University College Hospital
Dental School
Mortimer Market, off Capper Street, WC1 6JD
Medical dates:

Medical character:
1861 - 1991

The National Dental Hospital was opened by the College of Dentists (formed in 1857) in 1861, located at 187-191 Great Portland Street.  Two years later the Metropolitan School of Dental Science moved in next door to it.  They both closed for reorganisation and reopened as the National Dental Hospital and College in 1877.

In 1894 the Hospital and College moved to 59 Devonshire Street, W1.

In 1914 they amalgamated with University  College Hospital and became its dental department.  The Dental School had an annual intake of 25 students.  It was the first dental school to admit female students.
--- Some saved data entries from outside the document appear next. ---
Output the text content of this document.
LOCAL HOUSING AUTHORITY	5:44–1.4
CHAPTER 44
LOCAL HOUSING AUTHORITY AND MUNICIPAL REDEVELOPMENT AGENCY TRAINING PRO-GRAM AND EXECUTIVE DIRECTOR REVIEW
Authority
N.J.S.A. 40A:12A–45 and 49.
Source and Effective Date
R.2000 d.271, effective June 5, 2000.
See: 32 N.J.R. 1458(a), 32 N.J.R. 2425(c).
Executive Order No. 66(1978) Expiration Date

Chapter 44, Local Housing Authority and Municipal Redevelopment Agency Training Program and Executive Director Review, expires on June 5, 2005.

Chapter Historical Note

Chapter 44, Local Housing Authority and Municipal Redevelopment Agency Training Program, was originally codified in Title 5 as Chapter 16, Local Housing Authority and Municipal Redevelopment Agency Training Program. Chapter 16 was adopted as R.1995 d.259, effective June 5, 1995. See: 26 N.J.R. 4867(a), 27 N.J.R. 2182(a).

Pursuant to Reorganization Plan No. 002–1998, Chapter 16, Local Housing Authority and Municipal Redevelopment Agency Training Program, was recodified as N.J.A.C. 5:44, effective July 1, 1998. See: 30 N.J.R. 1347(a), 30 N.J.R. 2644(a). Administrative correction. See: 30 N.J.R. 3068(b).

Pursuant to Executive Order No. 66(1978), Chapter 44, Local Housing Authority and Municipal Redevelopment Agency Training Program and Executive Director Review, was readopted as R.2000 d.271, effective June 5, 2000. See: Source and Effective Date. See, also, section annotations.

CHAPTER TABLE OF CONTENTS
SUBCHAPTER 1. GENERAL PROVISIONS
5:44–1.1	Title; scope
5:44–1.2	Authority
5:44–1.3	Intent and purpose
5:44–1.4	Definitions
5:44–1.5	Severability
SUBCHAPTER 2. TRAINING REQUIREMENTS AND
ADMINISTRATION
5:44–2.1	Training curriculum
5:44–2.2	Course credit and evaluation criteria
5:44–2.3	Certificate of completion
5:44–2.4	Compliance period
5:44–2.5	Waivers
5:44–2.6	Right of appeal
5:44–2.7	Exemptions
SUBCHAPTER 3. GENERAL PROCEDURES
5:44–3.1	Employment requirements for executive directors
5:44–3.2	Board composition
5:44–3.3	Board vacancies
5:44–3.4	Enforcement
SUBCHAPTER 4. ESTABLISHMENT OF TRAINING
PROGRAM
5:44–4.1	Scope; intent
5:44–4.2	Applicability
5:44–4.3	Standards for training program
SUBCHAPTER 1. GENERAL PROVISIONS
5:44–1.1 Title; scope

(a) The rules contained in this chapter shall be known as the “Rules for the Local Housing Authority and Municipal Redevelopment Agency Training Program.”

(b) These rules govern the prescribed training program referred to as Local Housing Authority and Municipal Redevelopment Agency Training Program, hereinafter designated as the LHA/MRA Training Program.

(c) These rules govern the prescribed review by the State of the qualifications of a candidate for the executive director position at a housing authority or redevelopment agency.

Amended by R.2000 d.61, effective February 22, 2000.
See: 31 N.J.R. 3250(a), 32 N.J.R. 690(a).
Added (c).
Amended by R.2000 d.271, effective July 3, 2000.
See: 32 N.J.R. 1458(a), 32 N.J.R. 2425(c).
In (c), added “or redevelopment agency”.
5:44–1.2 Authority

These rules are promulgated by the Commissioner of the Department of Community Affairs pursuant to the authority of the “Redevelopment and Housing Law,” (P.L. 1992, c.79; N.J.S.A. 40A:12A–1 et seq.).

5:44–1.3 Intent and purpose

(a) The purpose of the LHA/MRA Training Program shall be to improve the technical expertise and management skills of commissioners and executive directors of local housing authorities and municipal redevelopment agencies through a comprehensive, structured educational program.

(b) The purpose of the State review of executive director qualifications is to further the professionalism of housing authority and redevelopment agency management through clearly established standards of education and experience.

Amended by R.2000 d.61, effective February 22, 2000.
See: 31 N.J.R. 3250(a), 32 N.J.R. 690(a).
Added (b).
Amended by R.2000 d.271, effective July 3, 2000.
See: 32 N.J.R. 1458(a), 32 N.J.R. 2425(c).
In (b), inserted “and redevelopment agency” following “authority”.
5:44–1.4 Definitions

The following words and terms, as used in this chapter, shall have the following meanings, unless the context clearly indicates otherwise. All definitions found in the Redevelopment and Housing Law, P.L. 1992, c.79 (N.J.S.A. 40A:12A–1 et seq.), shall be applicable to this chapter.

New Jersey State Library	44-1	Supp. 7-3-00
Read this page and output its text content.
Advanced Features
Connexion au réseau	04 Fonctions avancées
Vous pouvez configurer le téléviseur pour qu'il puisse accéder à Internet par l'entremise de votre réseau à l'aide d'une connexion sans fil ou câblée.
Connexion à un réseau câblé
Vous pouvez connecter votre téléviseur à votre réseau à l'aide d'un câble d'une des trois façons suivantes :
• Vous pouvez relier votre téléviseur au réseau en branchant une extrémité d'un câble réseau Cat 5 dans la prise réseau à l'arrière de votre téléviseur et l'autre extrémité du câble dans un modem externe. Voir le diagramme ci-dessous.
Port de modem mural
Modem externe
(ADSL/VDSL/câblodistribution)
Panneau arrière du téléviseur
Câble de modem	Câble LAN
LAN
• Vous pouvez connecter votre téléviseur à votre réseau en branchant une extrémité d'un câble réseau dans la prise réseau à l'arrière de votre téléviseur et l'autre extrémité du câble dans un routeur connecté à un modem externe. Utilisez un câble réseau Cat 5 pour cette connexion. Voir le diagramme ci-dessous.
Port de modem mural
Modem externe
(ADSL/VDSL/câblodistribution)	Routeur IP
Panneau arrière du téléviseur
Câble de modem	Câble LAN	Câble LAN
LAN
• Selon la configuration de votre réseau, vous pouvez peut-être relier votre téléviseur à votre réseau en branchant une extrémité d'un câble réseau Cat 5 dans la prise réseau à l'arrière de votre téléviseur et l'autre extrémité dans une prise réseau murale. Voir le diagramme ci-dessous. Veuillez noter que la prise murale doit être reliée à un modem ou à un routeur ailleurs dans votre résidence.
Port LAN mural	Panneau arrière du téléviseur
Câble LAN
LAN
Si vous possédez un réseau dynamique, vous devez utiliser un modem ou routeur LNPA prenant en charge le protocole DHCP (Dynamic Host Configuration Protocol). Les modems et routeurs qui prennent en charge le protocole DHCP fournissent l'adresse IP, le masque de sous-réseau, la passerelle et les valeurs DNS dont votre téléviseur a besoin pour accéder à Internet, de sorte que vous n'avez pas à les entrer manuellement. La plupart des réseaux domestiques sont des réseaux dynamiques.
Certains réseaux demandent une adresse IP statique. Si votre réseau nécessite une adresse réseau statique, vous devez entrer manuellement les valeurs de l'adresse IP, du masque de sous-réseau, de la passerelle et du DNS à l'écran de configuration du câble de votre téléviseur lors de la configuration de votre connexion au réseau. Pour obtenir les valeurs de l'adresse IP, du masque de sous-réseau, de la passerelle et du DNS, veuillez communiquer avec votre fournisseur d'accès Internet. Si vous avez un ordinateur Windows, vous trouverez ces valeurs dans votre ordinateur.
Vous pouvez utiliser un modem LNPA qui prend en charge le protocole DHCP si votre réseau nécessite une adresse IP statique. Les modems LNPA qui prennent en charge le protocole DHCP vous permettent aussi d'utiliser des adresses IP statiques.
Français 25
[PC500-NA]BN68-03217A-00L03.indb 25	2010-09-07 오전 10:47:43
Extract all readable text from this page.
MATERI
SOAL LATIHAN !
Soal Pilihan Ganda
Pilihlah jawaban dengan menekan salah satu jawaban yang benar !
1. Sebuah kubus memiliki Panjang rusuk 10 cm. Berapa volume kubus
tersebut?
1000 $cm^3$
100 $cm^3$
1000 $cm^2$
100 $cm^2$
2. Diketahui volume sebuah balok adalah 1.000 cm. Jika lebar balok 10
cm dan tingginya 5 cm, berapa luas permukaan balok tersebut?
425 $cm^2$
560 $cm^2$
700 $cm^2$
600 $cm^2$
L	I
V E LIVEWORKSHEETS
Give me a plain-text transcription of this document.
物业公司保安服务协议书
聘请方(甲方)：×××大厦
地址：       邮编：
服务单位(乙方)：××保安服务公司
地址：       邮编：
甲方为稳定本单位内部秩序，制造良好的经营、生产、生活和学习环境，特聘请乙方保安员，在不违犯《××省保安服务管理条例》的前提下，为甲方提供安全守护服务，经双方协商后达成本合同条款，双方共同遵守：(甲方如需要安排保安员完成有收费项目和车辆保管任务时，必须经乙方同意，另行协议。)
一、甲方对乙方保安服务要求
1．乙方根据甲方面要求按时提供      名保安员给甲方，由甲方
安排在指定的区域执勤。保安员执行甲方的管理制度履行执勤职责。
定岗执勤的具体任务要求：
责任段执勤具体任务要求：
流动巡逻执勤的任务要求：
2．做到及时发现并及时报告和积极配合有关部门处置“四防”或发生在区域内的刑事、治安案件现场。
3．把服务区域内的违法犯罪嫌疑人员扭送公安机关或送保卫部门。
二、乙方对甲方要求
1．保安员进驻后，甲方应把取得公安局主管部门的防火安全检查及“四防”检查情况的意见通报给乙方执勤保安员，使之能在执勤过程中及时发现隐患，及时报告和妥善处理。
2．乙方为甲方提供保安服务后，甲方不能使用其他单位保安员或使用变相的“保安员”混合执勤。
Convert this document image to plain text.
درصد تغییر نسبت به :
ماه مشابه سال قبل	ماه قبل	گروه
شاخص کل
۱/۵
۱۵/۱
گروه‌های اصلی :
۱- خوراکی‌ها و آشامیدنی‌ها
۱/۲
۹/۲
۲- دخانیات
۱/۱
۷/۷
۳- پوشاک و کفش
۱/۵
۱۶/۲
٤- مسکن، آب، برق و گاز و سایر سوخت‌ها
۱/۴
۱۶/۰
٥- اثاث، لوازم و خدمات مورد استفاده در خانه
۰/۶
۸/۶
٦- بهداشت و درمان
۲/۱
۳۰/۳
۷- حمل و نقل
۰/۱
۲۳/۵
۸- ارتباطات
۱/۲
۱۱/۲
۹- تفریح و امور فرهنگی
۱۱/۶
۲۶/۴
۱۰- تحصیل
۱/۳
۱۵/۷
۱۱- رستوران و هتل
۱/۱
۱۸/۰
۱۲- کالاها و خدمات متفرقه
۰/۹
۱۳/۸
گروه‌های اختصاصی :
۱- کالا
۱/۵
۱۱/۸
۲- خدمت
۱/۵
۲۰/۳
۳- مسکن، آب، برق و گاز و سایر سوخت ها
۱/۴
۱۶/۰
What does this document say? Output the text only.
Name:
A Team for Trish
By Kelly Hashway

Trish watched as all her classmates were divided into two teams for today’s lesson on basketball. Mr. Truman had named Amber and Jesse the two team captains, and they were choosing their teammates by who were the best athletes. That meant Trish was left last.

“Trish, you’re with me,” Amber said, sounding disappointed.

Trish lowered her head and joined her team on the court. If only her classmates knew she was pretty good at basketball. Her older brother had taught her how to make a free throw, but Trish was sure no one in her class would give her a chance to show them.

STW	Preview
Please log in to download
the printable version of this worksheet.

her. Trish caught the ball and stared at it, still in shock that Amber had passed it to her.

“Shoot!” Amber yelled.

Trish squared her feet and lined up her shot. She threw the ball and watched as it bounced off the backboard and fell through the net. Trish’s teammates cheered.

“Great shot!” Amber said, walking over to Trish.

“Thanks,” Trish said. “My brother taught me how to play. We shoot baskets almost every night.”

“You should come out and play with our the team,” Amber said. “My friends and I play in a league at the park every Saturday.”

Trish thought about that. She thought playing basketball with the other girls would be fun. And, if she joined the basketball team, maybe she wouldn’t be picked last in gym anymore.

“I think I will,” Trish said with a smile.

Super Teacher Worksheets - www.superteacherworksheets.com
With the inauguration of the NHS, there was a tremendous increase in the demand for dental treatment.  The Ministry of Health agreed to the provision of a new building and eventually, in 1963, a modern dental hospital and school opened in purpose-built premises in Mortimer Market, Capper Street, off Tottenham Court Road.  It became  the University College Hospital Dental School.

It closed in 1991.

Present status (December 2007)

The building was used for a time as an AIDS clinic, but has recently been refurbished.  It is now the Oral and Maxillofacial Unit of University College Hospital.
UCH dental building
The UCH Dental School building now recycled as the Oral and Maxillofacial Unit.

UCH Dental main entrance
The main entrance.
I attended here for protracted and complex dental treatment when I was a  student during the 1960s.  The work was carried out by dental students under training.  It took a long time, but treatment was free and I walked away with some lovely gold inlays (also free).
References (Accessed 18th October 2014)

Donaldson JA 1992 The National Dental Hospital, 1859-1914. British Dental Journal Publications.